Monocyte miRNAs Are Associated With Type 2 Diabetes

Abstract

miRNAs are small noncoding RNAs that may contribute to common diseases through epigenetic regulation of gene expression. Little is known regarding the role of miRNAs in type 2 diabetes (T2D). We performed miRNA sequencing and transcriptomic profiling of peripheral monocytes from the longitudinal Multi-Ethnic Study of Atherosclerosis (MESA) (N = 1,154). We examined associations between miRNAs and prevalent impaired fasting glucose and T2D and evaluated the T2D-associated miRNA effect on incident T2D. Of 774 detected miRNAs, 6 (miR-22-3p, miR-33a-5p, miR-181c-5p, miR-92b-3p, miR-222-3p, and miR-944) were associated with prevalent T2D. For five of the six miRNAs (all but miR-222-3p), our findings suggest a dose-response relationship with impaired fasting glucose and T2D. Two of the six miRNAs were associated with incident T2D (miR-92b-3p: hazard ratio [HR] 1.64, P = 1.30E-03; miR-222-3p: HR 1.97, P = 9.10E-03) in the highest versus lowest tertile of expression.
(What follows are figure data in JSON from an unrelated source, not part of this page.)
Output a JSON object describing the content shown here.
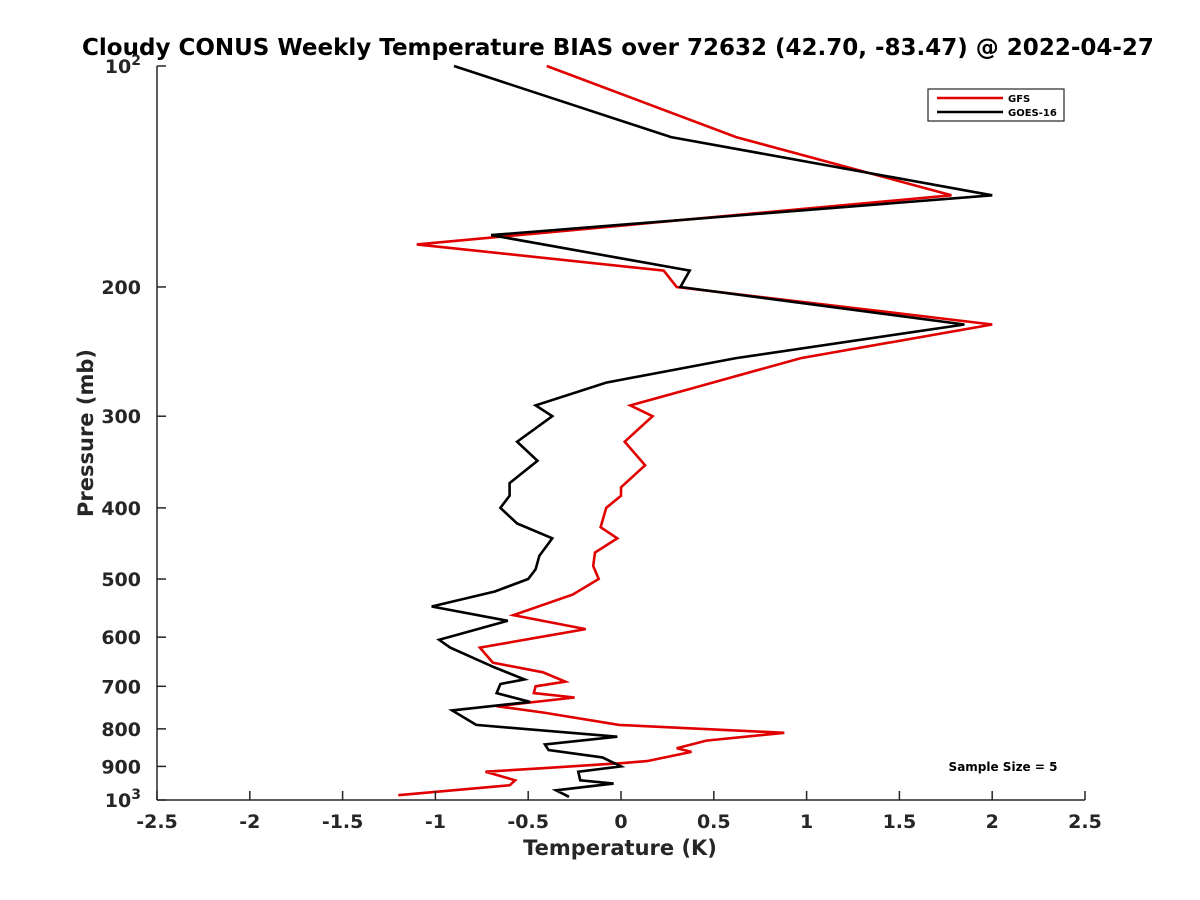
{
  "chart_data": {
    "type": "line",
    "title": "Cloudy CONUS Weekly Temperature BIAS over 72632 (42.70, -83.47) @ 2022-04-27",
    "xlabel": "Temperature (K)",
    "ylabel": "Pressure (mb)",
    "xlim": [
      -2.5,
      2.5
    ],
    "ylim": [
      100,
      1000
    ],
    "y_scale": "log",
    "y_reversed": true,
    "grid": false,
    "legend_position": "top-right",
    "x_ticks": [
      "-2.5",
      "-2",
      "-1.5",
      "-1",
      "-0.5",
      "0",
      "0.5",
      "1",
      "1.5",
      "2",
      "2.5"
    ],
    "y_ticks": [
      {
        "value": 100,
        "base": "10",
        "exp": "2"
      },
      {
        "value": 200,
        "label": "200"
      },
      {
        "value": 300,
        "label": "300"
      },
      {
        "value": 400,
        "label": "400"
      },
      {
        "value": 500,
        "label": "500"
      },
      {
        "value": 600,
        "label": "600"
      },
      {
        "value": 700,
        "label": "700"
      },
      {
        "value": 800,
        "label": "800"
      },
      {
        "value": 900,
        "label": "900"
      },
      {
        "value": 1000,
        "base": "10",
        "exp": "3"
      }
    ],
    "annotation": "Sample Size = 5",
    "series": [
      {
        "name": "GFS",
        "color": "#e00000",
        "points": [
          [
            -0.4,
            100
          ],
          [
            0.62,
            125
          ],
          [
            1.78,
            150
          ],
          [
            -1.1,
            175
          ],
          [
            0.23,
            190
          ],
          [
            0.3,
            200
          ],
          [
            2.0,
            225
          ],
          [
            0.97,
            250
          ],
          [
            0.38,
            275
          ],
          [
            0.05,
            290
          ],
          [
            0.17,
            300
          ],
          [
            0.02,
            325
          ],
          [
            0.13,
            350
          ],
          [
            0.0,
            375
          ],
          [
            0.0,
            385
          ],
          [
            -0.08,
            400
          ],
          [
            -0.11,
            425
          ],
          [
            -0.02,
            440
          ],
          [
            -0.14,
            460
          ],
          [
            -0.15,
            480
          ],
          [
            -0.12,
            500
          ],
          [
            -0.26,
            525
          ],
          [
            -0.58,
            560
          ],
          [
            -0.19,
            585
          ],
          [
            -0.76,
            620
          ],
          [
            -0.69,
            650
          ],
          [
            -0.42,
            670
          ],
          [
            -0.3,
            690
          ],
          [
            -0.46,
            700
          ],
          [
            -0.47,
            715
          ],
          [
            -0.25,
            725
          ],
          [
            -0.67,
            745
          ],
          [
            -0.42,
            760
          ],
          [
            -0.01,
            790
          ],
          [
            0.88,
            810
          ],
          [
            0.46,
            830
          ],
          [
            0.3,
            850
          ],
          [
            0.38,
            860
          ],
          [
            0.14,
            885
          ],
          [
            0.02,
            890
          ],
          [
            -0.42,
            905
          ],
          [
            -0.73,
            915
          ],
          [
            -0.57,
            940
          ],
          [
            -0.6,
            955
          ],
          [
            -1.2,
            985
          ]
        ]
      },
      {
        "name": "GOES-16",
        "color": "#000000",
        "points": [
          [
            -0.9,
            100
          ],
          [
            0.27,
            125
          ],
          [
            2.0,
            150
          ],
          [
            -0.7,
            170
          ],
          [
            0.37,
            190
          ],
          [
            0.32,
            200
          ],
          [
            1.85,
            225
          ],
          [
            0.62,
            250
          ],
          [
            -0.08,
            270
          ],
          [
            -0.46,
            290
          ],
          [
            -0.37,
            300
          ],
          [
            -0.56,
            325
          ],
          [
            -0.45,
            345
          ],
          [
            -0.6,
            370
          ],
          [
            -0.6,
            385
          ],
          [
            -0.65,
            400
          ],
          [
            -0.56,
            420
          ],
          [
            -0.37,
            440
          ],
          [
            -0.44,
            465
          ],
          [
            -0.46,
            485
          ],
          [
            -0.5,
            500
          ],
          [
            -0.68,
            520
          ],
          [
            -1.02,
            545
          ],
          [
            -0.61,
            570
          ],
          [
            -0.98,
            605
          ],
          [
            -0.92,
            620
          ],
          [
            -0.68,
            660
          ],
          [
            -0.52,
            685
          ],
          [
            -0.65,
            695
          ],
          [
            -0.67,
            715
          ],
          [
            -0.49,
            735
          ],
          [
            -0.91,
            755
          ],
          [
            -0.78,
            790
          ],
          [
            -0.02,
            820
          ],
          [
            -0.41,
            840
          ],
          [
            -0.39,
            855
          ],
          [
            -0.1,
            875
          ],
          [
            0.0,
            900
          ],
          [
            -0.23,
            915
          ],
          [
            -0.22,
            940
          ],
          [
            -0.04,
            950
          ],
          [
            -0.35,
            970
          ],
          [
            -0.28,
            990
          ]
        ]
      }
    ]
  }
}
Most of the T2D-associated miRNAs were also associated with HDL cholesterol concentrations. The genes targeted by these miRNAs belong to key nodes of a cholesterol metabolism transcriptomic network. Higher levels of miRNA expression expected to increase intracellular cholesterol accumulation in monocytes are linked to an increase in T2D risk.

Figure 1

Cross-sectional associations of monocyte-derived miRNAs with impaired fasting glucose and T2D at examination visit 5. *Fold difference and 95% CI compared with MESA participants with normal fasting glucose. Raw and FDR-corrected P values are shown for the comparison of T2D with normal fasting glucose. Analyses were adjusted for age, sex, race/ethnicity, study site, and cell contamination (B cells, T cells, natural killer cells, neutrophils). Ref., reference.

Figure 2

Association of miR-92b-3p and miR-222-3p expression with T2D at examination visit 5 and incident T2D at examination visit 6. †For the cross-sectional analysis, MESA participants with impaired fasting glucose at visit 5 were excluded. ‡For the prospective analysis, MESA participants with a diagnosis of T2D at visit 5 were excluded. Analyses were adjusted for age, sex, race/ethnicity, study site, and cell contamination (B cells, T cells, natural killer cells, neutrophils). Ref., reference.

Figure 3

CMTN genes targeted by the T2D-associated miRNAs and their association with T2D. A: T2D miRNAs and their target CMTN genes, with a focus on genes related to cholesterol efflux, uptake, and synthesis. miRNAs and their target genes that were increased in T2D are colored pink, while miRNAs and their target genes that were decreased in T2D are colored blue. Greater miRNA expression is predicted to lead to decreased expression of its target genes, and lesser miRNA expression is predicted to lead to increased expression of its target genes. Therefore, the effects of miRNAs with decreased expression on their downstream gene targets are indicated with a short dashed line and an X. MYLIP encodes IDOL, which leads to degradation of the LDL receptor through its ubiquitin ligase activity. The activating effect of decreased MYLIP expression on the LDL receptor is indicated by the long dashed line and an X. B: Results of the differential gene expression analysis of the T2D-associated miRNA target genes by T2D status.